PP05-40: Patient Experience Data in the Treatment Resistant Depression Esketamine NDA: Patient-Reported Outcomes and Patient Preferences
Associate Director, Patient Reported Outcomes
Janssen Research & Development United States
To understand the patient experience (PE) with esketamine for treatment-resistant major depressive disorder, Janssen proactively included several methods for capturing PE data, including patient reported outcomes (PROs) and patient preferences.
PE data collected in the esketamine phase 3 clinical trials included (1) PROs that aligned with concepts of importance to TRD patients and (2) a patient preference survey utilizing a discrete choice experiment to quantify the value TRD patients place on treatment related benefits and risks.
PE data were an integral component of the protocol, study reports and other regulatory documents in the esketamine NDA. PRO data provided information on self-reported symptoms of depression, functioning and associated disability, anxiety and health related QOL. Results from these PRO assessments, including the key secondary endpoints of Sheehan Disability Scale and the 9-item Patient Health Questionnaire, were suggestive of supporting the primary efficacy endpoint, change in the Montgomery-Asberg Depression Rating Scale total score from baseline to day 28, and the benefits of esketamine from the patient’s perspective as to how they feel and function. The patient preference study quantified the importance TRD patients (n=406) place on benefits and harms associated with treatment, and the maximum acceptable risk that patients were willing to accept for a given benefit. Mood improvement and reduced chance of cognitive and memory problems were the most valued treatment attributes. Short-term post-dose adverse events and logistical issues associated with treatment were of low importance, including among patients with esketamine experience. TRD patients were willing to accept 3% to 5% risk of long-term hypothesized bladder or cognitive-impairment, risks previously reported as associated with ketamine abuse, in exchange for improvement in depression symptoms from severe to moderate. Data were included in the registration package and FDA advisory committee meeting presentation, providing quantitative data on patient perspective of efficacy and risk tolerance. The patient preference study was part of an NDA Advisory Committee Meeting Sponsor Presentation and influenced the B-R voting process. Additionally, the FDA’s review of the esketamine NDA documented the use of (1) PRO data to support findings from other clinical trial endpoints and (2) patient preference data to support patient acceptance of the B-R profile. The FDA perspective on the PRO data was published in the NEJM
As part of the FDA’s Patient Focused Drug Development (PFDD) initiative, Patient Experience data is a key focus for drug development programs. The 21st Century Cures Act requires the FDA to publicly report the type of PE data reviewed to inform regulatory decision making for a new drug application (NDA).

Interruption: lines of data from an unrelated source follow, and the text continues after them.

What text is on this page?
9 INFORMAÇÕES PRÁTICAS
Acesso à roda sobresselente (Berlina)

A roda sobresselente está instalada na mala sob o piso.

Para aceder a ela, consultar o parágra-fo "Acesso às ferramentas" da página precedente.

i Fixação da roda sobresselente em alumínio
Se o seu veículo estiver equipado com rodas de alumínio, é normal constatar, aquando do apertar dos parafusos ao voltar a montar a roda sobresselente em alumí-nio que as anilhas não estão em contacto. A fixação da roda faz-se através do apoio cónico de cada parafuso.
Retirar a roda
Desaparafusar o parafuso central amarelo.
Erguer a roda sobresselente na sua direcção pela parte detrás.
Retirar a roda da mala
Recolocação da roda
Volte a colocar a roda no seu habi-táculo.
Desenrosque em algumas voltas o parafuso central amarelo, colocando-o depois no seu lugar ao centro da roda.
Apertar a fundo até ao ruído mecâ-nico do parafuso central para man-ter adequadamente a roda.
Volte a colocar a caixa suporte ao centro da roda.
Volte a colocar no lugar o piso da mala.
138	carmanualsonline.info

The patient experience data collected by Janssen and its integration into the NDA for esketamine in treatment-resistant major depressive disorder, resulted in comprehensive PE data being available for FDA review as part of regulatory evaluation and decision making. Subsequently, the FDA’s publicly available clinical review of esketamine outlined the PE data that were considered (on the Patient Experience Checklist included in the Clinical Review document) and documented the FDA’s use of the data. In particular, the FDA evaluated the PRO data reported in the Janssen clinical studies and provided interpretation on how it supported the findings of the primary efficacy endpoint. In addition, both the FDA and its advisory committee used the Janssen patient preference data as part of their assessment of patient acceptance of the benefit-risk profile of esketamine.
This example demonstrates how planning for and integrating patient experience methods in drug development can confirm that patient-relevant benefits and harms are identified, and that risk tolerance is understood. This approach can support patients and future R&D program design in developing products that provide meaningful advances from the patient perspective.